I’m a lipreader and I say that to people thinking it’s straight forward. I haven’t said hard of hearing in a few years because people think it’s talk louder, not look at me. I want them to look at me so I hear better and I can see.
A few weekends ago I attended a little get together. The lights were dimmed to create atmosphere so I asked the host if he could turn up the lights so I could hear better. He laughed and thought that was so funny and I meant to deliver it in a humorous way to keep the request light. My husband told him, “It’s so she can see your lips better.” The host is a sweetheart and he turned up the lights and I did okay!
Most hearing people get it when I say I lipread. (It’s politically correct to use speechreading these days but most people understand the term lipreading better.) I use my remaining hearing also, like pieces to a puzzle. Lipreading works well. It gets them to face me and sound is delivered right to me and I can use my lipreading ability too. Between the two, I get along great in many situations. Until I don’t.
Being a Burning Man person since 2002, I attend regional burns and this last weekend was one of them. I went to run around the fire like the old days but a ranger stopped me with arms out. I hear enough to know she was talking but heard nothing of what she said so I told her I lipread. She immediately started using American Sign Language (ASL) with me and I t was hard not to roll my eyes. Or maybe I did. I told her “I lipread, I don’t sign.” She stopped but then she didn’t know how to talk to me. She kept looking down and away so I told her to keep her face toward the fire so I could use the light too. After all that, she was pretty good and explained the new rules of the burn. I eventually admitted to her I am learning sign but I’m not fluent enough to have conversations yet. She told me she’s an interpreter at the local college.
Today I was talking to another lipreading friend and she said she often has problems lipreading interpreters. I thought that was odd at first because at work the interpreters will voice interpret for me when necessary….but wait. I work at the state Deaf and Hard of Hearing Center. They know me and other hard of hearing people so they know more about our needs.

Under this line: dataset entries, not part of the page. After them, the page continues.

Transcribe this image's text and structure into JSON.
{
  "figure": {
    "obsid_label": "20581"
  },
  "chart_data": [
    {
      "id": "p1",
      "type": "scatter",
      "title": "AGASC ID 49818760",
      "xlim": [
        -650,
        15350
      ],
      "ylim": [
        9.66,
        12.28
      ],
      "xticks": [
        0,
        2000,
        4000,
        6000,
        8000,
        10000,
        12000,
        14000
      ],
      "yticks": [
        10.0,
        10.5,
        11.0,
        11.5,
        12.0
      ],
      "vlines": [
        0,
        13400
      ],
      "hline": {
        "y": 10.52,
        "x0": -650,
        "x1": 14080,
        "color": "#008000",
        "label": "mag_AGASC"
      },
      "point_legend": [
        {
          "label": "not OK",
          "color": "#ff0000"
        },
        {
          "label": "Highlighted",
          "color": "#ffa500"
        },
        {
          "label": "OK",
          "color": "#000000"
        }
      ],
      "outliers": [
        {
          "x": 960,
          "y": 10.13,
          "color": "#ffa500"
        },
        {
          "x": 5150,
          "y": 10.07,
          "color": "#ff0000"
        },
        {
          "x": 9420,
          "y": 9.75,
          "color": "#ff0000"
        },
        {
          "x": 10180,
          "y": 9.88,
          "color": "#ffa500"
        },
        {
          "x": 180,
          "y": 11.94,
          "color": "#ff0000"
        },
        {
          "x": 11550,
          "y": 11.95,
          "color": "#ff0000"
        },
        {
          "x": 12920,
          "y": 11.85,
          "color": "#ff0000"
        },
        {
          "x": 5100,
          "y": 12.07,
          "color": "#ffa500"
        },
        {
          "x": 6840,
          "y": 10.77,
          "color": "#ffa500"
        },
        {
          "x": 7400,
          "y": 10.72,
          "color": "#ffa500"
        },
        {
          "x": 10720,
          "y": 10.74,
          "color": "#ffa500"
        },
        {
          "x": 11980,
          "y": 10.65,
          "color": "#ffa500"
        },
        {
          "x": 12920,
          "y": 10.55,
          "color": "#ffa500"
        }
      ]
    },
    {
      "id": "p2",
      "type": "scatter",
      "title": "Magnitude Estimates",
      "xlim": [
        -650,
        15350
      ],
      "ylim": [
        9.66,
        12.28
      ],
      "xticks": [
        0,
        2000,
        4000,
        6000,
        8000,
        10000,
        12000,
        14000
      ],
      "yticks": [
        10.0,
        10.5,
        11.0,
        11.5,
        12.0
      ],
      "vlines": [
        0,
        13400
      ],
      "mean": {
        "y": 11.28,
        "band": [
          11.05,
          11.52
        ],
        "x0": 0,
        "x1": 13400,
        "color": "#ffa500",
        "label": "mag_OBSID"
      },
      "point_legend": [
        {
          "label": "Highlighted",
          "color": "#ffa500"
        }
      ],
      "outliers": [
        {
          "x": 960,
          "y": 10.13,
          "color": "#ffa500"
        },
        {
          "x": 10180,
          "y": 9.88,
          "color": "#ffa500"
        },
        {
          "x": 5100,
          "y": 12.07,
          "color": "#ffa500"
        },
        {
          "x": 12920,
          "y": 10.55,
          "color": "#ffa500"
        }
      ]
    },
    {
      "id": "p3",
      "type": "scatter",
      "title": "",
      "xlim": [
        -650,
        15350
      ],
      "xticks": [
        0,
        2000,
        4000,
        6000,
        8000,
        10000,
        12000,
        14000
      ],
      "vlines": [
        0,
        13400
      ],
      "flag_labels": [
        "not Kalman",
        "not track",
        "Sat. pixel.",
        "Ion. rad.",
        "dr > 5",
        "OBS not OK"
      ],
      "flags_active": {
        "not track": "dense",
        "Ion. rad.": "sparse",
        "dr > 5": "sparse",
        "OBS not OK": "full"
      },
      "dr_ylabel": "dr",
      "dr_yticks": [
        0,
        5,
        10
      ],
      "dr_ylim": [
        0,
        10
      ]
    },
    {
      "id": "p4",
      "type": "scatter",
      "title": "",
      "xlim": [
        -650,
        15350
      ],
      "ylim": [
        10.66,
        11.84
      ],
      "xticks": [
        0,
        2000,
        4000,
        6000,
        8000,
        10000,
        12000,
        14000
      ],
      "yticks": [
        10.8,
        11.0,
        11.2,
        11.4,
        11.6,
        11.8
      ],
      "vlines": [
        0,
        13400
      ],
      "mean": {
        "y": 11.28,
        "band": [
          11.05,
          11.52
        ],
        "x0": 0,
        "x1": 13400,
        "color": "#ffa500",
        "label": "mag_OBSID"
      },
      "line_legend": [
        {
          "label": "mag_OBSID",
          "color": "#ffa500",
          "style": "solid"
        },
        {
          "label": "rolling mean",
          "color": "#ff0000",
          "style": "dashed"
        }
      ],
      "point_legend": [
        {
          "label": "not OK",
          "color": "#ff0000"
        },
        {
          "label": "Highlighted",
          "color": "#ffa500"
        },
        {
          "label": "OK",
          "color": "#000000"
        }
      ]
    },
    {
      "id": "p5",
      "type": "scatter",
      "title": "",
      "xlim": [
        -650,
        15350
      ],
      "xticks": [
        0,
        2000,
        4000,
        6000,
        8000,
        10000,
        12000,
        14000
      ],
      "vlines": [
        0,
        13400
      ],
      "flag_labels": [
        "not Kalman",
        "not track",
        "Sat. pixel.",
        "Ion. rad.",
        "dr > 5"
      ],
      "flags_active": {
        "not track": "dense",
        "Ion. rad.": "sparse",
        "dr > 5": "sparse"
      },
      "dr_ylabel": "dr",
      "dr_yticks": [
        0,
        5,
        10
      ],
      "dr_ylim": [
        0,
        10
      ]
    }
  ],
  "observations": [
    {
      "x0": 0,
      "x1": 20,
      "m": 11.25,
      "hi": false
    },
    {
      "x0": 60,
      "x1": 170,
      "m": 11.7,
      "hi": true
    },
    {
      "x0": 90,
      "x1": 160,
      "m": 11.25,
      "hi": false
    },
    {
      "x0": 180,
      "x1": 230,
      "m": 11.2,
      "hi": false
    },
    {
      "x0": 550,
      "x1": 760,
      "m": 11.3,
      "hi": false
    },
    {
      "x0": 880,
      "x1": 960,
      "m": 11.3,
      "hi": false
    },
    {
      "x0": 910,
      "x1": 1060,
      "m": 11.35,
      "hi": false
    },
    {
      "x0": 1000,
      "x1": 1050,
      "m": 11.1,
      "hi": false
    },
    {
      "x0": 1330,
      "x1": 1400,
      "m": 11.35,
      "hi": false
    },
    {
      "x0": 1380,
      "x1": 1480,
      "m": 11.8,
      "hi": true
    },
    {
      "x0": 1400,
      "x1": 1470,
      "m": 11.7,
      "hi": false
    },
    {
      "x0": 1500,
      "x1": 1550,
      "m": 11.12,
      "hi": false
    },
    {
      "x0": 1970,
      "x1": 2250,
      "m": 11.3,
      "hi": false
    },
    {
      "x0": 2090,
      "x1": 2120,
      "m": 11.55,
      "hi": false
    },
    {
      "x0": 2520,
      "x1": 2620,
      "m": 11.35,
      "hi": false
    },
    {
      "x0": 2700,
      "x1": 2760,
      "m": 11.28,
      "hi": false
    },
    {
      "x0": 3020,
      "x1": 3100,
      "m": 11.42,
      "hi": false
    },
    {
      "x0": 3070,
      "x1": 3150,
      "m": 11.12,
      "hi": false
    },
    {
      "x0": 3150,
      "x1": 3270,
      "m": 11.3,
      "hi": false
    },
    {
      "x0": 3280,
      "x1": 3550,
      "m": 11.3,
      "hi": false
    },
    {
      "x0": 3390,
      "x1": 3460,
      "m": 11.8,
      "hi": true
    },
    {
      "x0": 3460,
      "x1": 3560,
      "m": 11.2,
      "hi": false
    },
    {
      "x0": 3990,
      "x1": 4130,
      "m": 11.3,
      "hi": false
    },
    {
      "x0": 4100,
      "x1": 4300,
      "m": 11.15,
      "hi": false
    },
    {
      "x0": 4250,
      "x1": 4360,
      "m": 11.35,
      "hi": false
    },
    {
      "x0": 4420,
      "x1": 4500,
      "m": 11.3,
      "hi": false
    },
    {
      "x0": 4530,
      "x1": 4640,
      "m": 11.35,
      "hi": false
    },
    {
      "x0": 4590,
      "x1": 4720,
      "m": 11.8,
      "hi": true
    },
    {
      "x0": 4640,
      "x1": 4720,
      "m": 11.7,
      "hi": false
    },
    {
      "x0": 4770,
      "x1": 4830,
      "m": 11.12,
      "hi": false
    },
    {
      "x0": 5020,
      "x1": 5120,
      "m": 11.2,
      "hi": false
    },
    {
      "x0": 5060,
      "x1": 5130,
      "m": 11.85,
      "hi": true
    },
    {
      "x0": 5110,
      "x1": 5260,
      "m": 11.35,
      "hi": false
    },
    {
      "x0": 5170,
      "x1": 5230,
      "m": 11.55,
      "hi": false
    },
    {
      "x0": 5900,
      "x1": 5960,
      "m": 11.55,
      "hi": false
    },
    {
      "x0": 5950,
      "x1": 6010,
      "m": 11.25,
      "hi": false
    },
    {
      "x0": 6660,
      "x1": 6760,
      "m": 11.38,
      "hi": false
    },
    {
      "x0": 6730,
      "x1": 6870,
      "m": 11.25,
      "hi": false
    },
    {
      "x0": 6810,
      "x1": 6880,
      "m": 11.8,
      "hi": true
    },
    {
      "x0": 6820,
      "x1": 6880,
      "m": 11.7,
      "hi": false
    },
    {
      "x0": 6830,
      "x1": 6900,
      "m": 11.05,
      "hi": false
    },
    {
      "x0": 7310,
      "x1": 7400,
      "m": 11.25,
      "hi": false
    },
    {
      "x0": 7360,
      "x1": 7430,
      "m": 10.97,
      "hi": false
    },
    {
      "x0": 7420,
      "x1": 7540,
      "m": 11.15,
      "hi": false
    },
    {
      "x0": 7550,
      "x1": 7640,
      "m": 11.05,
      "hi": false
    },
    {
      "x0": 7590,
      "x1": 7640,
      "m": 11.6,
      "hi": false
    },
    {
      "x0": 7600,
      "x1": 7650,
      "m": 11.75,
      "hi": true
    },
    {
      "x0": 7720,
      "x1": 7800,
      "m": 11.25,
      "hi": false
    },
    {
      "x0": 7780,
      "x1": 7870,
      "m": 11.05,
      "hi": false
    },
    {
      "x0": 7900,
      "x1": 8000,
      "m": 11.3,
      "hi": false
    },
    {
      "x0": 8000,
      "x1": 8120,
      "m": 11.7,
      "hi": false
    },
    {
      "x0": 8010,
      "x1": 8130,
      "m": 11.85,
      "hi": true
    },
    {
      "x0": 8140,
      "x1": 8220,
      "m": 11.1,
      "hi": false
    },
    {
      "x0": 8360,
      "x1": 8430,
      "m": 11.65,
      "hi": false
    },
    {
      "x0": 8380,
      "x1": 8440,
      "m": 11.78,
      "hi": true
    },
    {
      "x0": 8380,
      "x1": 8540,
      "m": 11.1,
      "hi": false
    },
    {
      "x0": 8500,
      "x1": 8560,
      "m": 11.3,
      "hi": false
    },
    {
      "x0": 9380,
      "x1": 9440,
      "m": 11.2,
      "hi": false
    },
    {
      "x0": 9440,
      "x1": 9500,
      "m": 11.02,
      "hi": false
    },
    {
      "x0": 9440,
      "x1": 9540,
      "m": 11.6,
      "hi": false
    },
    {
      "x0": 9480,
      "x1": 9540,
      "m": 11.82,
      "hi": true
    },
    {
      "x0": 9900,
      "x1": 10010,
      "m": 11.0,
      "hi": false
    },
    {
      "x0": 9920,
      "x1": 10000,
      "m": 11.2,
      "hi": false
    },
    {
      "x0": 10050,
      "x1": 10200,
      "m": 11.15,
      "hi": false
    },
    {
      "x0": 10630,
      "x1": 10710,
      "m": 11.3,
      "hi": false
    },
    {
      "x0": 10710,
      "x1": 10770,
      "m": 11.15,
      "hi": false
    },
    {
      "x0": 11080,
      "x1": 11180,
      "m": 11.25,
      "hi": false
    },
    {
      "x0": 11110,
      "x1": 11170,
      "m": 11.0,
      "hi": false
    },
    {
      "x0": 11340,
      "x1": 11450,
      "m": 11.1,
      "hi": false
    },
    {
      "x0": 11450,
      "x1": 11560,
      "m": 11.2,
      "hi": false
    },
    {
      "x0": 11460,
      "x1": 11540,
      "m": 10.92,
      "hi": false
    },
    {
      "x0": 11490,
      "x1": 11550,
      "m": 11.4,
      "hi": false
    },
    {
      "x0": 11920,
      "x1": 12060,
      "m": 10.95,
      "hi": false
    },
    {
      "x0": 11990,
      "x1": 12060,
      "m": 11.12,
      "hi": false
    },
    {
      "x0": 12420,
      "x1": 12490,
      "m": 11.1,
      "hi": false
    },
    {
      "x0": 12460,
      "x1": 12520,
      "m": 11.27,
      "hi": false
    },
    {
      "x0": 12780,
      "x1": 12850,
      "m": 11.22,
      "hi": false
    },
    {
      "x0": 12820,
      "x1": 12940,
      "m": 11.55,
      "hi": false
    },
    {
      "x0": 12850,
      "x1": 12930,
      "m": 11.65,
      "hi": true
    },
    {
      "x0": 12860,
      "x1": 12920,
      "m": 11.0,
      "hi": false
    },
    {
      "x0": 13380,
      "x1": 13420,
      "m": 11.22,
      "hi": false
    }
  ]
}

So I started thinking about it. I have a neighbor across the street who is also an ASL interpreter at the local community college. She’s painfully shy and doesn’t use any body language when talking to me nor facial expressions. (Hard to imagine her interpreting.) She talks super low too and I barely register her voice most of the time. I think my friend is right, most ASL interpreters don’t know how to talk to the hard of hearing. What an odd world. The Deaf and the Hard of Hearing have troubles with hearing communication so you’d think it would cross over but it generally doesn’t.
Want to learn more about lipreading? Here’s a few sites for you.
Rachel Kolb. She’s deaf and she signs but she also lipreads. She made a great video describing how hard it can be to lipread. https://vimeo.com/148127830
Here’s a site for practicing lipreading though it’s from the United Kingdom. The accent makes it harder to understand however I was surprised at how many words I understood. https://pddcs.co.uk/2013/11/19/online-lipreading-practice-resource/
Here’s the American version which is easier but after a few lessons they charge a fee. https://www.lipreading.org/
For a lot of fun and to see how lipreading can go so wrong, watch the bad lipreading series on YouTube. Here’s a football one to get you started https://www.youtube.com/watch?v=W-kGosnzvjU There are all kinds of them, including politics, Star Wars and more. Be sure to click the CC button. Sometimes it’s YouTube craptions but mostly I think they have good captions.
Here’s my favorite speechreading book: https://www.amazon.com/Speechreading-Carol-Garretson-Harriet-Kaplan/dp/B0088OYYFW/ref=sr_1_1?ie=UTF8&qid=1468884139&sr=8-1&keywords=speechreading
There are DVD lessons to buy out there too but I’m not seeing the one I work with. I’ll find her full name when I go to work on Wednesday and enter it in the comments afterward.
There are lipreading classes available. I know because we teach them here in Utah. I teach the class myself and it’s my favorite one. Look up your state Deaf and Hard of Hearing center for resources. Try a web search too. The bigger the city, the more likely there will be one in your area.